The race to produce a new diet pill is already on. Eli Lilly and Co. of Indiana, for one, is currently conducting clinical trials in Canada and the United States into a drug named Lovan. It is a reformulation of the chemical fluoxetine hydrochloride, more widely known as the popular antidepressant Prozac. According to Cameron Battley, corporate affairs manager for Eli Lilly Canada Inc., in Scarborough, Ont., “initial reports are not conclusive.”
Still, the introduction of any new diet drug is bound to be highly controversial. Battley says that if Health Canada were to approve Lovan, it would only be available by prescription, and would only be recommended for the “morbidly” obese–those whose weight is a threat to their health. Critics counter that Prozac was introduced in 1989 as an antidote to clinical depression, but since then it has been used to treat relatively minor personality disorders. If a new diet drug followed a similar course, it could end up in the hands of those who merely wanted to lose 10 lb. by bathing suit season. There are also concerns about the potential long-term effects of any new drug.

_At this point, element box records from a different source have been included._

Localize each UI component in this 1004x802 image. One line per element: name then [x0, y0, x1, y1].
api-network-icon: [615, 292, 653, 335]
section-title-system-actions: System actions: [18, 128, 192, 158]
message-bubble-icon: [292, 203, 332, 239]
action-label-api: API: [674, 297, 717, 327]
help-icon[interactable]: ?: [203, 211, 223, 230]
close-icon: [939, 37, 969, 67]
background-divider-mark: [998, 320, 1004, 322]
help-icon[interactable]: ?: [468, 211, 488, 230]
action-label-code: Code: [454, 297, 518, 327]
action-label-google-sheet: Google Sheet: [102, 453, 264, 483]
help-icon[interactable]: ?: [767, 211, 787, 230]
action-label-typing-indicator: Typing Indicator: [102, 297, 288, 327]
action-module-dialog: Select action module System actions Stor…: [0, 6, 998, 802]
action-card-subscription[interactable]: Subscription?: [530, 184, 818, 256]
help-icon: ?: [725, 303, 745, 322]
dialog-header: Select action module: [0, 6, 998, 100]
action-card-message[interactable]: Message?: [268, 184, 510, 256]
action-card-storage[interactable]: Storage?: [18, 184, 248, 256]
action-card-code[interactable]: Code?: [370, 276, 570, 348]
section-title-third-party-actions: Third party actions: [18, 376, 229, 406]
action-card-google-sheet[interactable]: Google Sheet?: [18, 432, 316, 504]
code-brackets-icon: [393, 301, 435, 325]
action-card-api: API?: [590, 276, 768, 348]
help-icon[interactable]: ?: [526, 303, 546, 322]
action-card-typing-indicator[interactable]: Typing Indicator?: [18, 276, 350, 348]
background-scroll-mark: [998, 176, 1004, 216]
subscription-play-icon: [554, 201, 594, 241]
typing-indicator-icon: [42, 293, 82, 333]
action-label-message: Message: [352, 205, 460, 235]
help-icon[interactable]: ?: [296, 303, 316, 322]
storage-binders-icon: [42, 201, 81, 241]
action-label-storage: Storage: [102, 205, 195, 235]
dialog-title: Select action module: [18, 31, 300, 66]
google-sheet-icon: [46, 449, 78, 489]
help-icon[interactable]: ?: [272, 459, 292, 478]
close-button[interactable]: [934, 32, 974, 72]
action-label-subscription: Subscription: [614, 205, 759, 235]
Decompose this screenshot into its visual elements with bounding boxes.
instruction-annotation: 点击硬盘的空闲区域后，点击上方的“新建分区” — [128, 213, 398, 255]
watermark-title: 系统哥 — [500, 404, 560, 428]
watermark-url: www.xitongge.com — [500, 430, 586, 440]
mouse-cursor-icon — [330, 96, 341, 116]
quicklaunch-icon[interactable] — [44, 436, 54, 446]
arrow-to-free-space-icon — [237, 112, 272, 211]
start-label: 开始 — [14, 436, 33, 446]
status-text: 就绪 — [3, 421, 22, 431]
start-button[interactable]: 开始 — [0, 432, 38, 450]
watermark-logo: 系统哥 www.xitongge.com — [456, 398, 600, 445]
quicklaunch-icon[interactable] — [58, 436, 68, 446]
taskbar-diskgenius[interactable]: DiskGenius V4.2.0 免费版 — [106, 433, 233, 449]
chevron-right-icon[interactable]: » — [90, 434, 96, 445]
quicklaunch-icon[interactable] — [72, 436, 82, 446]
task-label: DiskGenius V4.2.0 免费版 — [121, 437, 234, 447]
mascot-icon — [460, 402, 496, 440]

Health experts add that because people are obese for different reasons, and that there are different types of obesity, no one solution will work for everyone. And even in those overweight individuals where brain chemistry is the problem, the neurotransmitters have an impact on so many different functions that it will be difficult to develop a pill that modifies eating alone. Says Vaccarino: “There is unlikely to be a magic bullet.” But as research continues, there is hope that there will soon be a new, sophisticated array of weapons in the battle of the bulge.